At the bare minimum, Twin and Single Predication must be supported for at least the GPRs r3, r10 and r30. CR Field Predication may also be supported in hardware but only by also increasing the number of CR Fields to the required total 128.

Another important aspect is that when Rc=1 is set, CR Field Vector co-results are produced. Should these exceed CR7 (CR8-CR127) and the number of CR Fields has not been increased to 128 then an Illegal Instruction Trap must be raised. In practical terms, to avoid this occurrence in Embedded software, MAXVL should not exceed 8 for Arithmetic or Logical operations with Rc=1.

Zeroing on source and destination for Predicates must also be supported (sz, dz) however all other Modes (Saturation, Fail-First, Predicate-Result, Iteration/Reduction) are entirely optional. Implementation of Element-Width Overrides is also optional.

One of the important side-benefits of this SV Compliancy Level is that it brings Hardware-level support for Scalar Predication (VL=MAXVL=1) to the entire Scalar Power ISA, completely without modifying the Scalar Power ISA. The cost in software is that Predicated instructions are Prefixed to 64-bit.

DSP / Audio / Video Level

This level is best suited to high-performance power-efficient but specialist Compute workloads. 128 GPRs, FPRs and CR Fields are all required, as is element-width overrides to allow data processing down to the 8-bit level. SUBVL support (Sub-Vector vec2/3/4) is also required, as is Pack/Unpack EXTRA format (helps with Pixel and Audio Stream Structured data)

All SVP64 Modes must be implemented in hardware: Saturation in particular is a necessity for Audio DSP work. Reduction as well to assist with Audio/Video.

It is not mandatory for this Level to have DCT/FFT REMAP Capability in hardware but due to the high prevalence of DCT and FFT in Audio, Video and DSP workloads it is strongly recommended. Matrix (Dimensional) REMAP and Swizzle may also be useful to help with 24-bit (3 byte) Structured Audio Streams and are also recommended but not mandatory.

High-end DSP

In this Compliancy Level the benefits of the Offset and Index REMAP subsystem becomes worth its hardware cost. In lower-performing DSP and A/V workloads it is not.

3D / Advanced / Supercomputing

This Compliancy Level is for highest performance and energy efficiency. All aspects of SVP64 must be entirely implemented, in full, in Hardware.

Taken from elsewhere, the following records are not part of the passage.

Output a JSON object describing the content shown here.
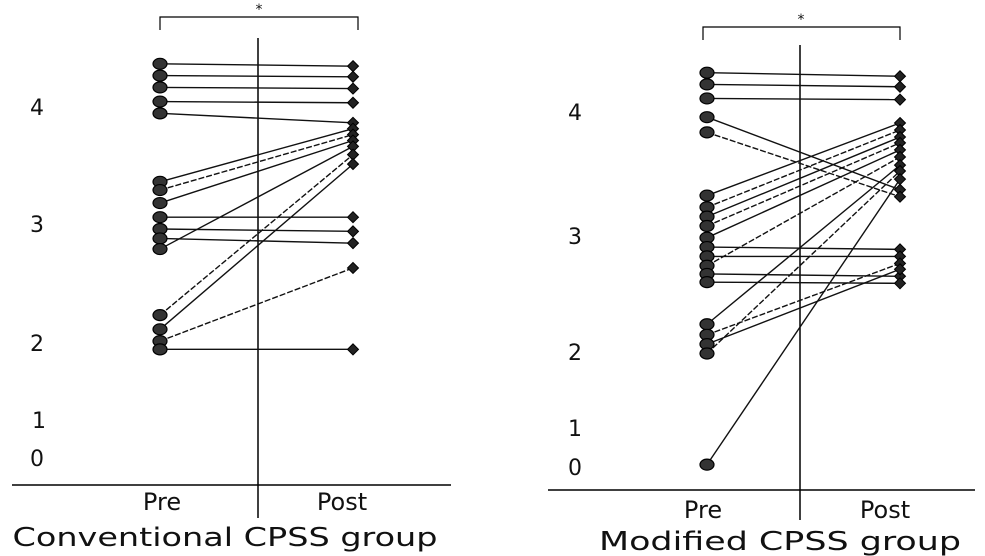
{
  "chart_data": [
    {
      "type": "line",
      "title": "Conventional CPSS group",
      "categories": [
        "Pre",
        "Post"
      ],
      "significance_marker": "*",
      "y_ticks": [
        "4",
        "3",
        "2",
        "1",
        "0"
      ],
      "ylim": [
        0,
        4.5
      ],
      "grid": false,
      "legend": "none",
      "series": [
        {
          "values": [
            4.4,
            4.38
          ]
        },
        {
          "values": [
            4.3,
            4.29
          ]
        },
        {
          "values": [
            4.2,
            4.19
          ]
        },
        {
          "values": [
            4.08,
            4.07
          ]
        },
        {
          "values": [
            3.98,
            3.9
          ]
        },
        {
          "values": [
            3.4,
            3.85
          ]
        },
        {
          "values": [
            3.33,
            3.8
          ]
        },
        {
          "values": [
            3.22,
            3.75
          ]
        },
        {
          "values": [
            3.1,
            3.1
          ]
        },
        {
          "values": [
            3.0,
            2.98
          ]
        },
        {
          "values": [
            2.92,
            2.88
          ]
        },
        {
          "values": [
            2.83,
            3.7
          ]
        },
        {
          "values": [
            2.27,
            3.63
          ]
        },
        {
          "values": [
            2.15,
            3.55
          ]
        },
        {
          "values": [
            2.05,
            2.67
          ]
        },
        {
          "values": [
            1.98,
            1.98
          ]
        }
      ]
    },
    {
      "type": "line",
      "title": "Modified CPSS group",
      "categories": [
        "Pre",
        "Post"
      ],
      "significance_marker": "*",
      "y_ticks": [
        "4",
        "3",
        "2",
        "1",
        "0"
      ],
      "ylim": [
        0,
        4.5
      ],
      "grid": false,
      "legend": "none",
      "series": [
        {
          "values": [
            4.37,
            4.34
          ]
        },
        {
          "values": [
            4.27,
            4.25
          ]
        },
        {
          "values": [
            4.15,
            4.14
          ]
        },
        {
          "values": [
            3.99,
            3.37
          ]
        },
        {
          "values": [
            3.86,
            3.31
          ]
        },
        {
          "values": [
            3.32,
            3.94
          ]
        },
        {
          "values": [
            3.22,
            3.88
          ]
        },
        {
          "values": [
            3.14,
            3.82
          ]
        },
        {
          "values": [
            3.06,
            3.77
          ]
        },
        {
          "values": [
            2.96,
            3.71
          ]
        },
        {
          "values": [
            2.88,
            2.86
          ]
        },
        {
          "values": [
            2.8,
            2.8
          ]
        },
        {
          "values": [
            2.72,
            3.65
          ]
        },
        {
          "values": [
            2.65,
            2.63
          ]
        },
        {
          "values": [
            2.58,
            2.57
          ]
        },
        {
          "values": [
            2.22,
            3.58
          ]
        },
        {
          "values": [
            2.13,
            2.74
          ]
        },
        {
          "values": [
            2.05,
            2.69
          ]
        },
        {
          "values": [
            1.97,
            3.53
          ]
        },
        {
          "values": [
            1.02,
            3.46
          ]
        }
      ]
    }
  ]
}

How that is achieved is entirely at the discretion of the implementor: there are no hard requirements of any kind on the level of performance, just as there are none in the Vulkan(TM) Specification.

Throughout the SV Specification however there are hints to Micro-Architects: byte-level write-enable lines on Register Files is strongly recommended, for example, in order to avoid unnecessary Read-Modify-Write cycles and additional Register Hazard Dependencies on fine-grained (8/16/32-bit) operations. Just as with SRAMs multiple write-enable lines may be raised to update higher-width elements.


Assuming that hardware implements scalar operations only, and implements predication but not elwidth overrides:

setvli r0, 4            # sets VL equal to 4
sv.addi r5, r0, 1       # raises an 0x700 trap
setvli r0, 1            # sets VL equal to 1
sv.addi r5, r0, 1       # gets executed by hardware
sv.addi/ew=8 r5, r0, 1  # raises an 0x700 trap
sv.ori/sm=EQ r5, r0, 1  # executed by hardware

The first sv.addi raises an illegal instruction trap because VL has been set to 4, and this is not supported. Likewise elwidth overrides if requested always raise illegal instruction traps.

Such an implementation would qualify for the "Ultra-Embedded" SV Level. It would not qualify for the "Embedded" level because when VL=4 an Illegal Exception is raised, and the Embedded Level requires full VL Loop support in hardware.